La segunda boda de mi grupo de amigos fue de una pareja muy distinta. Llevaban juntos mucho menos tiempo y su forma de conocerse había sido bastante poco literaria: la primera vez que se vieron no fue en una verbena sino a través de una pantalla, en Tinder. Pensé en ello mientras me ponía el vestido, en las horas previas a la boda. La ceremonia de este enlace no iba a poder ser igual de emotiva que la del anterior, no sólo por cómo empezó su relación sino porque, apenas un año antes de la boda, estuvo a punto de acabarse: uno de los dos tuvo dudas y creyó haberse enamorado de otra persona. Y el otro tuvo que aguardar, llenarse de paciencia y perdonar. Con el tutorial de YouTube para hacerme el moño de fondo, me acordaba de aquellos días con pesar y anticipaba que, por culpa de aquello, los discursos y los votos de los novios estarían, de algún modo, empañados.

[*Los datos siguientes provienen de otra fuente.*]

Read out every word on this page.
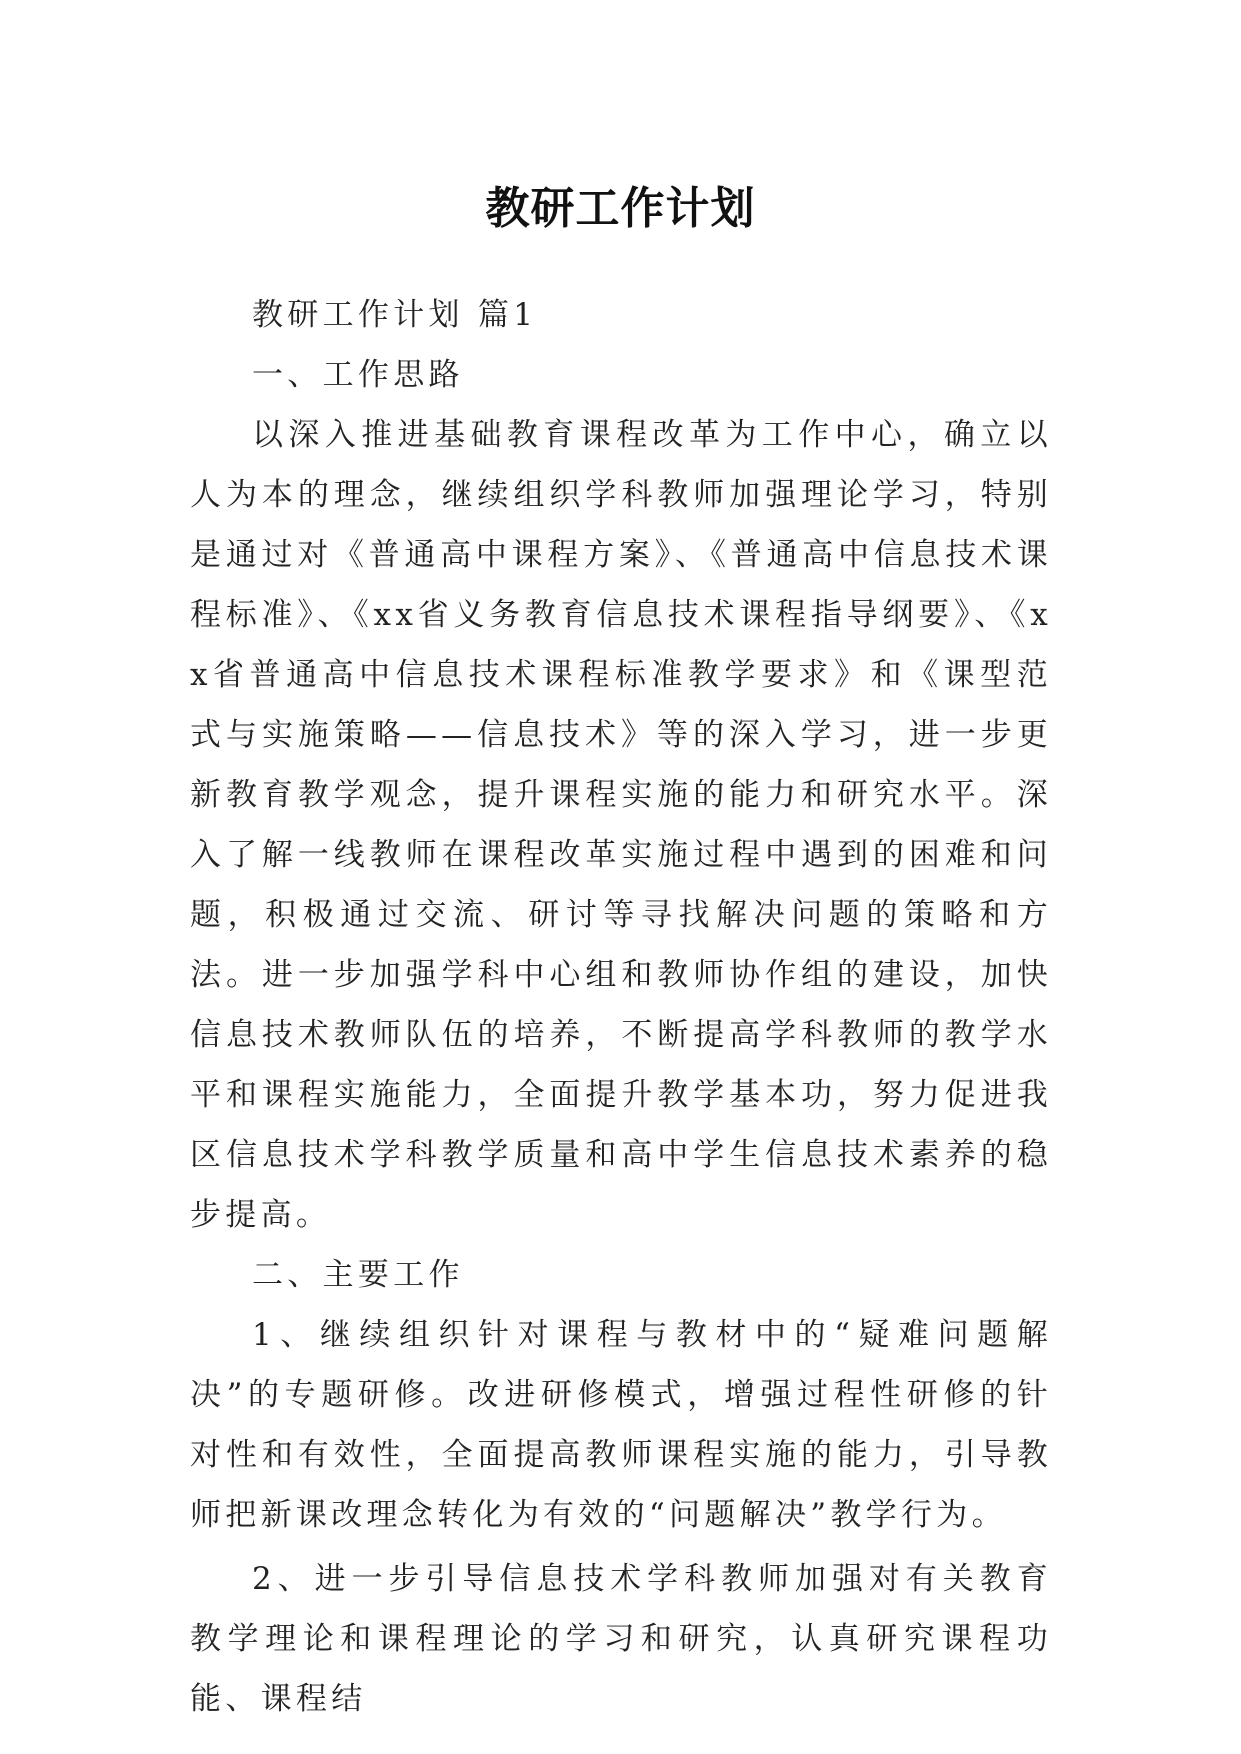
教研工作计划

教研工作计划 篇1

一、工作思路

以深入推进基础教育课程改革为工作中心，确立以人为本的理念，继续组织学科教师加强理论学习，特别是通过对《普通高中课程方案》、《普通高中信息技术课程标准》、《xx省义务教育信息技术课程指导纲要》、《xx省普通高中信息技术课程标准教学要求》和《课型范式与实施策略——信息技术》等的深入学习，进一步更新教育教学观念，提升课程实施的能力和研究水平。深入了解一线教师在课程改革实施过程中遇到的困难和问题，积极通过交流、研讨等寻找解决问题的策略和方法。进一步加强学科中心组和教师协作组的建设，加快信息技术教师队伍的培养，不断提高学科教师的教学水平和课程实施能力，全面提升教学基本功，努力促进我区信息技术学科教学质量和高中学生信息技术素养的稳步提高。

二、主要工作

1、继续组织针对课程与教材中的“疑难问题解决”的专题研修。改进研修模式，增强过程性研修的针对性和有效性，全面提高教师课程实施的能力，引导教师把新课改理念转化为有效的“问题解决”教学行为。

2、进一步引导信息技术学科教师加强对有关教育教学理论和课程理论的学习和研究，认真研究课程功能、课程结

Unas horas después estaba con el rímel por los tobillos, llorando a lágrima viva como muchos de los invitados. Porque, en lugar de pasar por alto esa experiencia, en lugar de concebirla como una mancha en su relación y eludir lo que había significado aquello, compartieron con todos los que estábamos allí lo que les había enseñado. La suya fue la ceremonia de boda más bonita que he visto, porque en ella hubo verdad. Pero, sobre todo, porque nos hicieron comprender, de algún modo, que el amor perfecto no es el que no flaquea ni falla, sino el que se sobrepone. El que nos lleva a darle al otro no lo que se merece, sino mucho más.